Which two words are most similar? What is the similarity score?


In [2]:
# Download the trained word2vec model
import urllib.request

urllib.request.urlretrieve("https://storage.googleapis.com/rotman-ncs-data-buket/word2vec_300.model", 
                           "word2vec_300.model")
urllib.request.urlretrieve("https://storage.googleapis.com/rotman-ncs-data-buket/word2vec_300.model.syn1neg.npy",
                           "word2vec_300.model.syn1neg.npy")
urllib.request.urlretrieve("https://storage.googleapis.com/rotman-ncs-data-buket/word2vec_300.model.wv.vectors.npy", 
                           "word2vec_300.model.wv.vectors.npy") 

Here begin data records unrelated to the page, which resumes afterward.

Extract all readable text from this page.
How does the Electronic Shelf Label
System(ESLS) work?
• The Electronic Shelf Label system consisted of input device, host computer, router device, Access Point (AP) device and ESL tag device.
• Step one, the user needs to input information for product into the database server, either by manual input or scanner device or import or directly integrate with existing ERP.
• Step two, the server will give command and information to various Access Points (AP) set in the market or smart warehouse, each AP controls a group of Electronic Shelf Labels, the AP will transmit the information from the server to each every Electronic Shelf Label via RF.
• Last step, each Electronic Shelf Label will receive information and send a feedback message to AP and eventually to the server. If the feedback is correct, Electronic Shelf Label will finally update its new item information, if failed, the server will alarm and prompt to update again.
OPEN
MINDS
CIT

('word2vec_300.model.wv.vectors.npy',
 <http.client.HTTPMessage at 0x1b74ad737f0>)

In [3]:
# Load the word2vec model
from gensim.models import Word2Vec
import numpy as np

model = Word2Vec.load("word2vec_300.model").wv

In [4]:
# Word list to be compared
words_list = ['fall', 'loss', 'reduction', 'success', 'process', 'pleased', 'confident']

In [5]:
# Retrieve word vectors as looking up a word in the dictionary
word_vectors = [model[word] for word in words_list]

In [9]:
# Write your code here to calculate cosine similarity between the word vectors
def cosine_similarity(vector1, vector2):
    dot_product = np.dot(vector1, vector2)
    norm_1 = np.linalg.norm(vector1)
    norm_2 = np.linalg.norm(vector2)
    cosine_similarity = dot_product / (norm_1 * norm_2)
    return cosine_similarity

In [11]:
# Find the most similar pair of words in the list, and get the cosine similarity score
max_sim = -1

for i in range(len(words_list)):
    for j in range(i + 1, len(words_list)):
        sim = cosine_similarity(word_vectors[i], word_vectors[j])
        if sim > max_sim:
            max_sim = sim
            max_pair = (words_list[i], words_list[j])
print("The most similar pair of words are: ", max_pair)
print("The similarity score is: ", max_sim)

The most similar pair of words are:  ('pleased', 'confident')
The similarity score is:  0.47998467